I need to underline that it really is unnecessary pressure. It was all in my head. The more I try to do those things, the more I failed and no progress at all was made. It can be limitations on time or my own tech abilities but in the end I had such tunnel vision that I would end up feeling overwhelmed, sad and behind. Because I created this fake deadline in my head in those IndieWeb camps, I wasn't progressing with anything I truly enjoyed doing on my personal website. Things like fun designs, experiments with textures, experiments with css or just writing.
You don’t have to over-engineer
I’ve been saying since 2018 that “my goal is to create my own micropub endpoint” and I end up only focusing on that and doing nothing else - to little success to this date. And I believe this is what stops a few people from fully embracing the fact that they too are keen on the community. Like myself in the past, there’s a lot of people who may fear that you’re only a real IndieWeb person if you build it all. As lame as it is, I’m going to once again quote myself:
I am not less than the other people in the IndieWeb community for not having a fancy, automated, cool setup on my personal website. Nobody has ever made me feel that way. It doesn’t matter if all you have is a simple page with your name and email.

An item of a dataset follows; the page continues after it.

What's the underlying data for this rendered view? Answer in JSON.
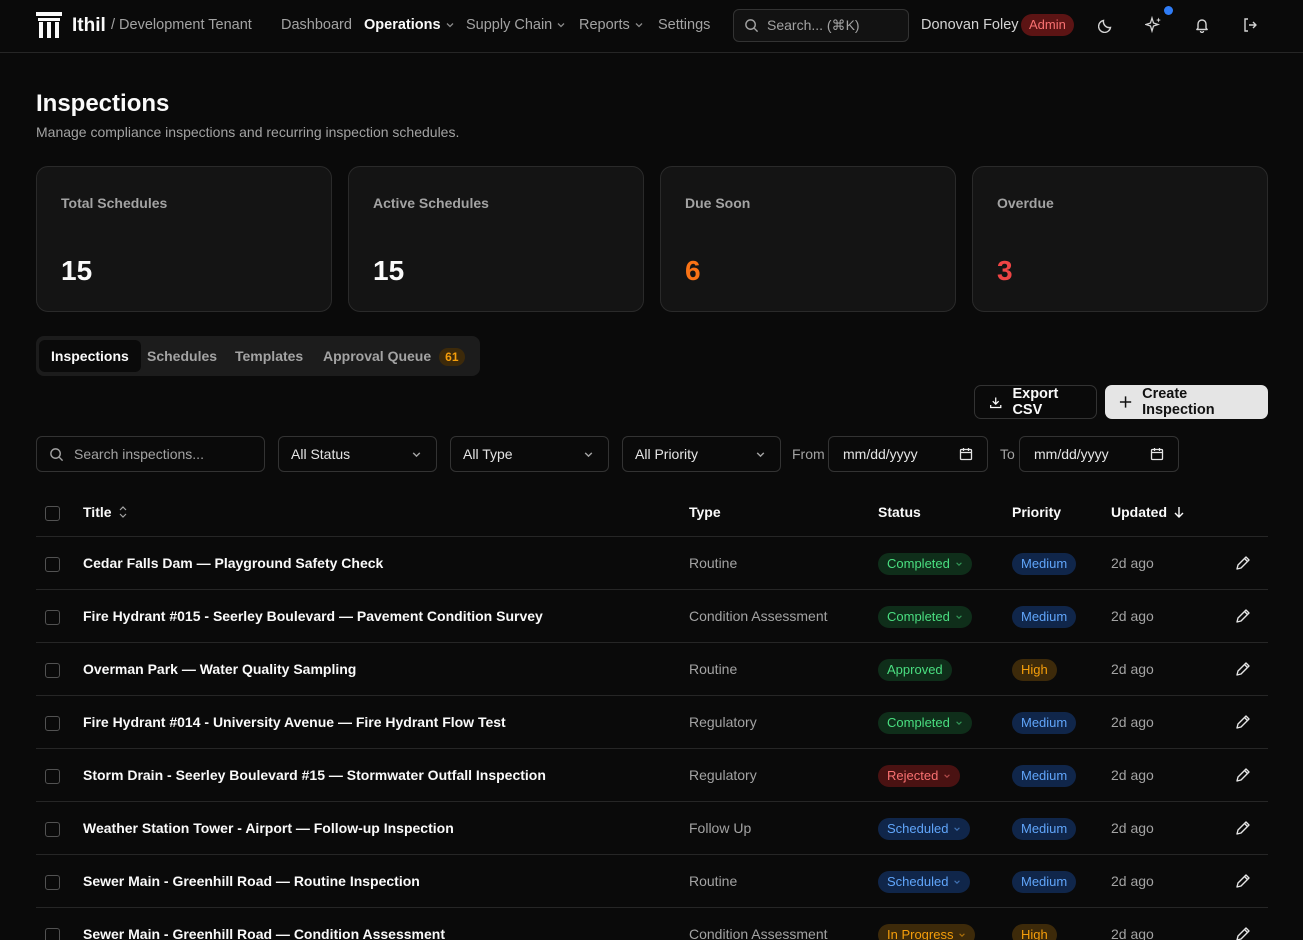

If there is one place where you can do whatever you want and how you want is your personal website. I’m lucky to have found a community that supports this.

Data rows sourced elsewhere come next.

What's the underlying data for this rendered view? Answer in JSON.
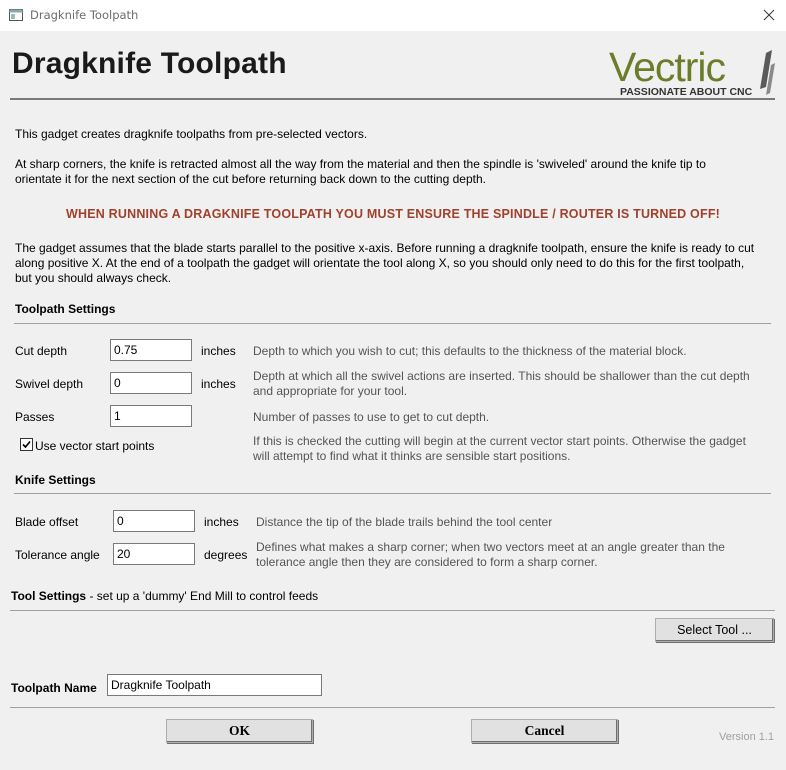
{
  "window": {
    "title": "Dragknife Toolpath"
  },
  "header": {
    "heading": "Dragknife Toolpath",
    "logo_text": "Vectric",
    "logo_tagline": "PASSIONATE ABOUT CNC"
  },
  "intro": {
    "line1": "This gadget creates dragknife toolpaths from pre-selected vectors.",
    "para2_l1": "At sharp corners, the knife is retracted almost all the way from the material and then the spindle is 'swiveled' around the knife tip to",
    "para2_l2": "orientate it for the next section of the cut before returning back down to the cutting depth.",
    "warning": "WHEN RUNNING A DRAGKNIFE TOOLPATH YOU MUST ENSURE THE SPINDLE / ROUTER IS TURNED OFF!",
    "para3_l1": "The gadget assumes that the blade starts parallel to the positive x-axis. Before running a dragknife toolpath, ensure the knife is ready to cut",
    "para3_l2": "along positive X. At the end of a toolpath the gadget will orientate the tool along X, so you should only need to do this for the first toolpath,",
    "para3_l3": "but you should always check."
  },
  "toolpath_settings": {
    "title": "Toolpath Settings",
    "cut_depth": {
      "label": "Cut depth",
      "value": "0.75",
      "unit": "inches",
      "desc": "Depth to which you wish to cut; this defaults to the thickness of the material block."
    },
    "swivel_depth": {
      "label": "Swivel depth",
      "value": "0",
      "unit": "inches",
      "desc_l1": "Depth at which all the swivel actions are inserted. This should be shallower than the cut depth",
      "desc_l2": "and appropriate for your tool."
    },
    "passes": {
      "label": "Passes",
      "value": "1",
      "desc": "Number of passes to use to get to cut depth."
    },
    "use_vector_start": {
      "label": "Use vector start points",
      "checked": true,
      "desc_l1": "If this is checked the cutting will begin at the current vector start points. Otherwise the gadget",
      "desc_l2": "will attempt to find what it thinks are sensible start positions."
    }
  },
  "knife_settings": {
    "title": "Knife Settings",
    "blade_offset": {
      "label": "Blade offset",
      "value": "0",
      "unit": "inches",
      "desc": "Distance the tip of the blade trails behind the tool center"
    },
    "tolerance_angle": {
      "label": "Tolerance angle",
      "value": "20",
      "unit": "degrees",
      "desc_l1": "Defines what makes a sharp corner; when two vectors meet at an angle greater than the",
      "desc_l2": "tolerance angle then they are considered to form a sharp corner."
    }
  },
  "tool_settings": {
    "title": "Tool Settings",
    "subtitle": " - set up a 'dummy' End Mill to control feeds",
    "select_button": "Select Tool ..."
  },
  "toolpath_name": {
    "label": "Toolpath Name",
    "value": "Dragknife Toolpath"
  },
  "footer": {
    "ok": "OK",
    "cancel": "Cancel",
    "version": "Version 1.1"
  },
  "colors": {
    "warning": "#a0412d",
    "logo_green": "#6b7d2a",
    "logo_grey": "#5a5a5a"
  }
}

And it is true: a while back I wrote about the IndieWeb for Smashing Magazine and went a bit into more detail on a few tech bits but the reality is I don’t even implement the stuff I mentioned! I’m still as Indie Web as it gets!
There is no right or wrong way truly just what works for you.
Just get a personal website
If you find yourself thinking “I have no content to put on a personal website” hear me out: That’s not true and it shouldn’t be the point. The goal of a personal website is to be reachable. Your content might just be your name and your contact information. And that’s fine. You don’t have to be a content creator to have a website.
But if you want to share and learn in the open, it does open doors.
Being invited to be here today, being invited to write about the IndieWeb community, having my blog posts shared far and wide is all due to me embracing sharing my experiences on my blog. You can also create your own digital blog, bookmarks rounds up, week notes, tutorials. Content that is findable and make you reachable without paywalls or sign-up accounts.
Recently, Paul Robert Lloyd shared a presentation that is a beginner’s guide to the IndieWeb and made it all available on his website - truly living the IndieWeb spirit! And I really recommend it as it goes a bit into more technical detail and shares some ideas in detail.
And as for my current blog - it is a constant work in progress with ambition and lot of bugs.
We would love to see any of you pop by our chat and say hi - but it’s okay if you don’t feel like it. I know I am biased. Join whatever community or safe place that feels better for you - all we can wish for is that you find some time to embrace creating your personal website.